Once it's your draft, it is entirely yours. Edit the questions, retarget it to vendors, carriers, or customers instead of your team if that fits better, or put it on a recurring schedule, see Recurrence and scheduling. None of that reports back to HQ. HQ's side only ever records that your operation adopted the template, as a single count. It never sees what your team said in response, because those responses live inside your own draft, not inside the network survey HQ issued.
What can stop a clone
- The template has to have actually been issued by HQ, not still sitting unpublished on their side.
- The template must not have closed. Once HQ closes it, it is no longer available to clone (any clones you already made keep working as your own surveys regardless).
- You have to still be a member of the network that issued it.
Heads up
If a clone doesn't go through, the tile's "Cloning…" state clears and it drops back to its normal "tap to use as template" state with nothing on screen explaining why. If a tile seems stuck and never turns into a draft, refresh the page and try again, or check with your HQ contact that the template is still open.
Once you've answered or cloned
The moment you submit a Pattern A answer or successfully clone a Pattern B template, that tile drops out of From your network. If it was the last pending item, the whole row disappears from your Forms home until HQ sends something new. Nothing about your answer, or your team's answers to a template you cloned, is ever visible to HQ beyond the anonymized distribution (Pattern A) or the adoption count (Pattern B).
Who sees this row at all
This row only exists for operators who belong to at least one HQ-managed network. If you're not part of a franchise system or association that runs surveys through Verinode, you will never see this row, and its absence is not a sign anything is missing from your account. Everything else on the Forms page, your own surveys, audits, and reviews, works exactly the same with or without a network above you.
Best-practice example
Say your regional HQ pushes a quarterly satisfaction poll to every member of your network: "How satisfied are you with your current equipment vendor?" It lands as a Pattern A tile labeled with your network's name, reading "1 quick question." You click it, the modal reminds you your answer stays anonymous, you pick a rating, and submit. A week later, the same HQ issues a Pattern B template, a five-question customer-satisfaction survey built for members to run with their own customers. You clone it, land on a fresh draft in your own Surveys, add your customer list as recipients, and send it.
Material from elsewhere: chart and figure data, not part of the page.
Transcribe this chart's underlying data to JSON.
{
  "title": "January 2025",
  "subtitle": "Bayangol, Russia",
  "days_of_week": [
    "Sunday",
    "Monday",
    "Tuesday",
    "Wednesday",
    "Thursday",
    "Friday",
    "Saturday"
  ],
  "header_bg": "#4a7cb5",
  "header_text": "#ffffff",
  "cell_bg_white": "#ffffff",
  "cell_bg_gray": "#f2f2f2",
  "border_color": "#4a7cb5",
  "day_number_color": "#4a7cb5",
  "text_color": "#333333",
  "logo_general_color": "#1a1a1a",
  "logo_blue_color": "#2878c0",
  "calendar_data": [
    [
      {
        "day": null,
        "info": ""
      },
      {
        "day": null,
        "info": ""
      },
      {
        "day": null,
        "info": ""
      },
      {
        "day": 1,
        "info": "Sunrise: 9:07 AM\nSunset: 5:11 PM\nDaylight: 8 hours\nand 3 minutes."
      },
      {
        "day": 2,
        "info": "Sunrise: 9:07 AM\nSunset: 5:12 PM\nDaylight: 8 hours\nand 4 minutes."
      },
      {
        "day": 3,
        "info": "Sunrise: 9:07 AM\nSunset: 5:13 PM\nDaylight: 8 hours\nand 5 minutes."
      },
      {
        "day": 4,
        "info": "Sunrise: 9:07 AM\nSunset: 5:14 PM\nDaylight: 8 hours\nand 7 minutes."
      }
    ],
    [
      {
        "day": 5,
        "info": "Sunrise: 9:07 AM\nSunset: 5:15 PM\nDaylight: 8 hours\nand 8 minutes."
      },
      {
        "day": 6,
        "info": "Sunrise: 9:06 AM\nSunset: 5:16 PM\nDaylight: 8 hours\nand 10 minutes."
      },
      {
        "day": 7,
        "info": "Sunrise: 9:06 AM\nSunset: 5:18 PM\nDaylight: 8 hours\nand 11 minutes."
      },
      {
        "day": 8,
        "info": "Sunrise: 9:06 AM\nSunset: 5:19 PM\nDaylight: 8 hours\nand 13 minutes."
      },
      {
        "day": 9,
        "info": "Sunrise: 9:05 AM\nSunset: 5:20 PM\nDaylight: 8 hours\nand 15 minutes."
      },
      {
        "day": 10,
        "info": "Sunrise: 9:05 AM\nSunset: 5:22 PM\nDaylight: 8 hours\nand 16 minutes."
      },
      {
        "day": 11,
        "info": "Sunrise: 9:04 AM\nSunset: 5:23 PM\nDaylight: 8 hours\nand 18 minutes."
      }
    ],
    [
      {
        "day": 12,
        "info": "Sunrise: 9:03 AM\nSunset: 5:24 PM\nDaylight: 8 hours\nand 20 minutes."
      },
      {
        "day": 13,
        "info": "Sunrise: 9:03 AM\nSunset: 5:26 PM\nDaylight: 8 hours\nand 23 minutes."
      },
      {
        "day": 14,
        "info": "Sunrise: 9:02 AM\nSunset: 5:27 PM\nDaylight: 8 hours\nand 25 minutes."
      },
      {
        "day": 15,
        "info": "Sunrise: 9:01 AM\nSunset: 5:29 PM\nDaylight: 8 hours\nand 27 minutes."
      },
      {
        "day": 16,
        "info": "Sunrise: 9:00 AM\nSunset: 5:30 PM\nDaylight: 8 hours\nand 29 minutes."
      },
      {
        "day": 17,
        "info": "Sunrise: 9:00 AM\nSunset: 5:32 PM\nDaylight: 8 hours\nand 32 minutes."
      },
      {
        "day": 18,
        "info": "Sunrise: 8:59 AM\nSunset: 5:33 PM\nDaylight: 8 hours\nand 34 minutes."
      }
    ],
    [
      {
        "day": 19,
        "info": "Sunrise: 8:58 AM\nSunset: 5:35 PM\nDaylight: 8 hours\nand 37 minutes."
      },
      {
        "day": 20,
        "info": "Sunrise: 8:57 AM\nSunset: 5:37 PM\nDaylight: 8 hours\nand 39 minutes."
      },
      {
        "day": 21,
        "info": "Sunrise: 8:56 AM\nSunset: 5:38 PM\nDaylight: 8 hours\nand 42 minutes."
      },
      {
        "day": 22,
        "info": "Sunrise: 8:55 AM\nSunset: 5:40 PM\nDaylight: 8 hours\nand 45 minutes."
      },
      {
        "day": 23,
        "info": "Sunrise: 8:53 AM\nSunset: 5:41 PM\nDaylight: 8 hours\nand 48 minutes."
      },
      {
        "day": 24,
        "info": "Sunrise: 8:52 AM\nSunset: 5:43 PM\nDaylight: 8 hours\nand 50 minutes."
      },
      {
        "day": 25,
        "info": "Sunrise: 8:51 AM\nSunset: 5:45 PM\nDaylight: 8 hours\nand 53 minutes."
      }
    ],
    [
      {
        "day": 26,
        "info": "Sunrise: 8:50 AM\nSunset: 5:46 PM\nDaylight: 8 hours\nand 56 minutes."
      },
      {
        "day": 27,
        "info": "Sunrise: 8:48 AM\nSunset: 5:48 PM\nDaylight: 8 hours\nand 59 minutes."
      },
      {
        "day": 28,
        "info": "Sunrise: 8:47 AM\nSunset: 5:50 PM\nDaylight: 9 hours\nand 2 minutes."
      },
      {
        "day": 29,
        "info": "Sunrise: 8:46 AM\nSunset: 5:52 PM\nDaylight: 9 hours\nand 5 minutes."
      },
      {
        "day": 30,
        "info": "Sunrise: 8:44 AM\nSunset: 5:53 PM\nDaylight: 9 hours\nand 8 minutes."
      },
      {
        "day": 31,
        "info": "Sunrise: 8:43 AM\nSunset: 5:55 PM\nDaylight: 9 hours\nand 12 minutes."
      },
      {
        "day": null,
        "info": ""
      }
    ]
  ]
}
HQ eventually sees a rolled-up satisfaction score across the whole network from the poll, and a count of how many members adopted the customer-satisfaction template, never your individual rating and never a single one of your customers' answers.
Data sources
Data sources
- 1.Your answers to HQ-pushed surveys and polls. Your own operator data.
- 2.Your cloned drafts and their recipients and replies. Your own operator data.
- 3.The rolled-up, anonymized distribution HQ sees. Computed daily from network-wide responses.